Cooling is essential for food and drinks, medicine, electronics and thermal comfort. Thermal changes due to pressure-driven phase transitions in fluids have long been used in vapour compression systems to achieve continuous refrigeration and air conditioning, but their energy...
Cooling is essential for food and drinks, medicine, electronics and thermal comfort. Thermal changes due to pressure-driven phase transitions in fluids have long been used in vapour compression systems to achieve continuous refrigeration and air conditioning, but their energy efficiency is relatively low, and the working fluids that are employed harm the environment when released to the atmosphere. More recently, the discovery of large thermal changes due to pressure-driven phase transitions in magnetic solids has led to suggestions for environmentally friendly solid-state cooling applications. However, for this new cooling technology to succeed, it is still necessary to find suitable barocaloric materials that satisfy the demanding requirements set by applications, namely very large thermal changes in inexpensive materials that occur near room temperature in response to small applied pressures.

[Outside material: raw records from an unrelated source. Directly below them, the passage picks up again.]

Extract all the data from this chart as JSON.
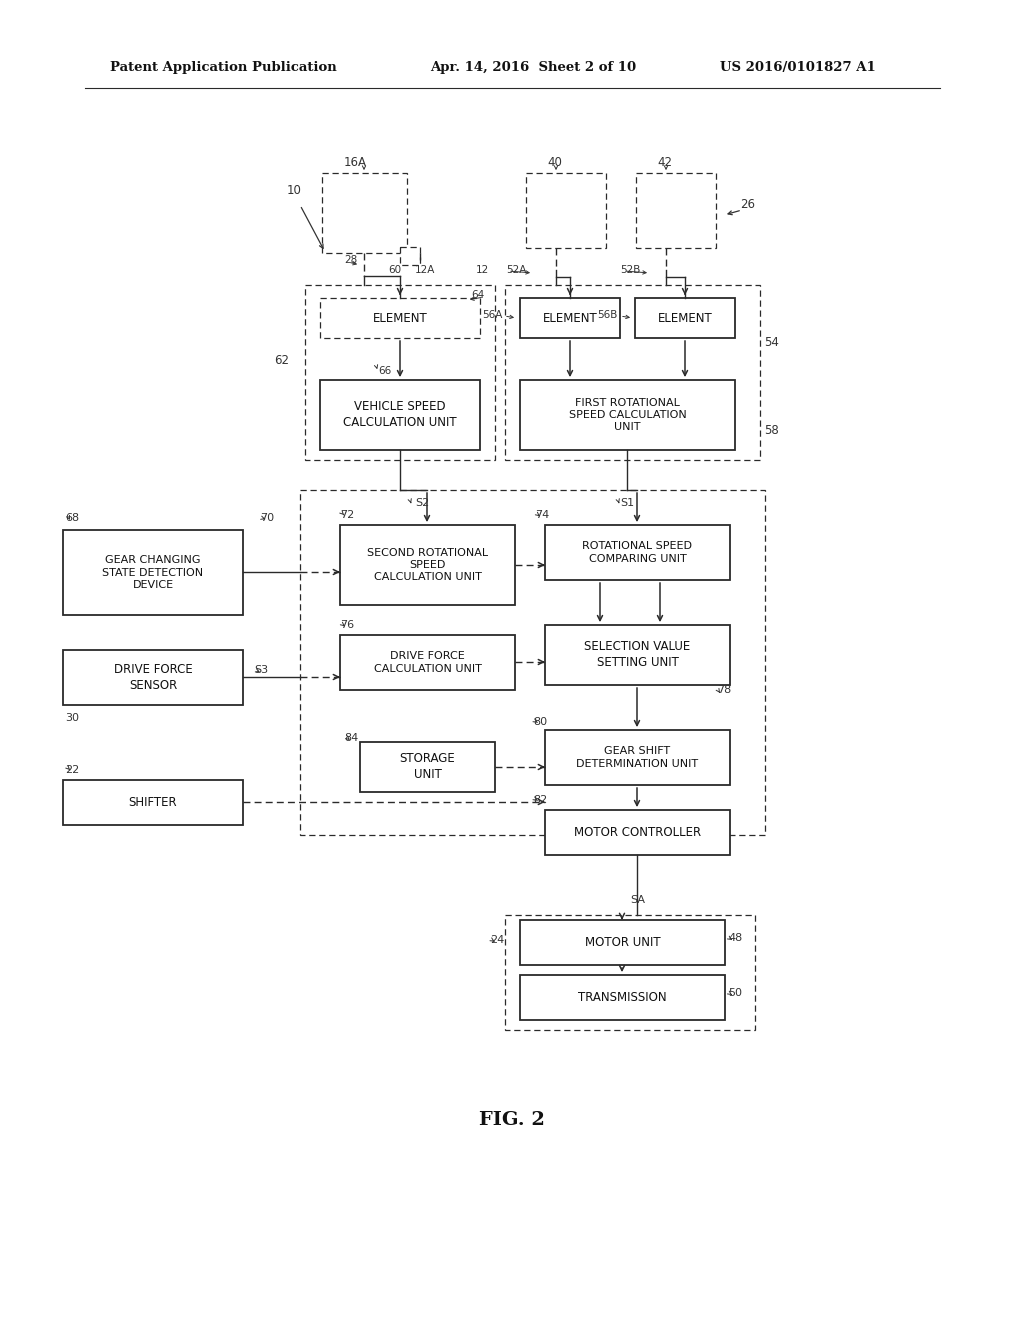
{
  "bg_color": "#ffffff",
  "header_left": "Patent Application Publication",
  "header_mid": "Apr. 14, 2016  Sheet 2 of 10",
  "header_right": "US 2016/0101827 A1",
  "fig_label": "FIG. 2"
}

I aim at developing new barocaloric materials by exploiting phase transitions in non-magnetic solids whose structural and thermal properties are strongly coupled. These materials are normally made from cheap abundant elements, and display very large latent heats and volume changes at structural phase transitions, which make them ideal candidates to exhibit extremely large barocaloric effects that outperform those observed in expensive barocaloric magnetic materials, and that match applications needs.
My unique approach combines i) materials science to identify materials with outstanding barocaloric performance, ii) advanced experimental techniques to explore and exploit these novel materials, iii) materials engineering to create new composite materials with enhanced barocaloric properties, and iv) fabrication of barocaloric devices, using insight gained from modelling of materials and device parameters. If successful, my ambitious strategy will culminate in revolutionary solid-state cooling devices that are environmentally friendly and energy efficient.

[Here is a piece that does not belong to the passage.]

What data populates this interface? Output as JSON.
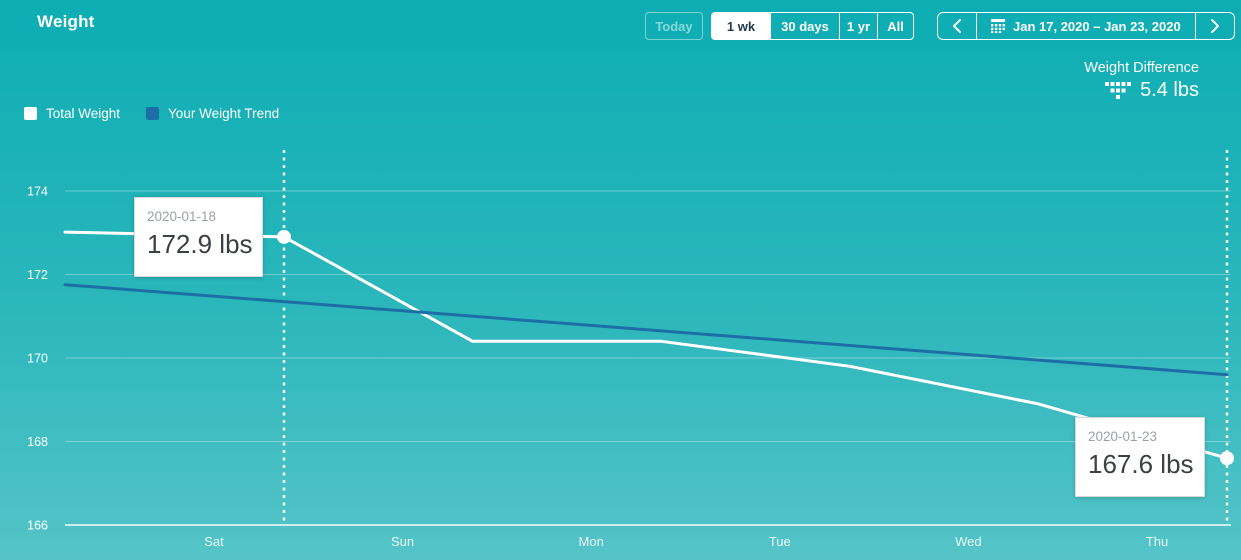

During this reporting period, I have recruited and trained a team of highly motivated Ph.D. students and research associates. My research team has synthesised a number of novel barocaloric materials, developed a number of bespoke advanced experimental techniques that permit direct measurements of barocaloric effects, and studied the barocaloric performance of some of the synthesised compounds and composites produced.
My research team has studied barocaloric effects in a number of non-magnetic solids that are made from cheap abundant elements. We found giant reversible barocaloric effects at room temperature that outperform those observed in the best barocaloric magnetic materials, and those predicted in inferior barocaloric ferroelectric oxides. Our exciting discoveries have led to a patent that has been filled by Cambridge Enterprise, and that has attracted attention across the largest refrigeration companies in Europe and the US.
In particular:
We found giant barocaloric effects driven using hydrostatic pressure in the superionic conductor silver iodide. Application of high pressure to this compound leads to the melting of the cation sublattice, yielding a large volume change and a large latent heat. The barocaloric performance in this compound varies only slowly on changing the operating temperature, as required for effective operation in prospective heat pumps. This work has led to a publication in Nature Communications [Nature Communications 8, 1851 (2017)].
We studied barocaloric effects in a number of hybrid organic-inorganic perovskites, via temperature and pressure dependent calorimetry and thermometry. These hybrid perovskites show giant barocaloric effects near room temperature, using order-of-magnitude smaller applied pressures than the magnetic materials, ferroelectric materials, and superionic conductors above. This work has led to a publication in Journal of Materials Chemistry C [Journal Materials Chemistry C 6, 9867 (2018)].
During this reporting period of the action, my research team has made very good progress on all the activities planned, and we have discovered a number of non-magnetic barocaloric materials that outperform the state of the art. From now until the end of the project, I expect to improve even more the barocaloric performance of our materials and composites, in terms of maximum pressure-driven isothermal entropy changes and pressure-driven adiabatic temperatura changes, in terms of minimum driving pressures, and in terms of low cost. I also expect to demonstrate envirornmentally friendly cooling by exploiting our materials in prototype cooling devices.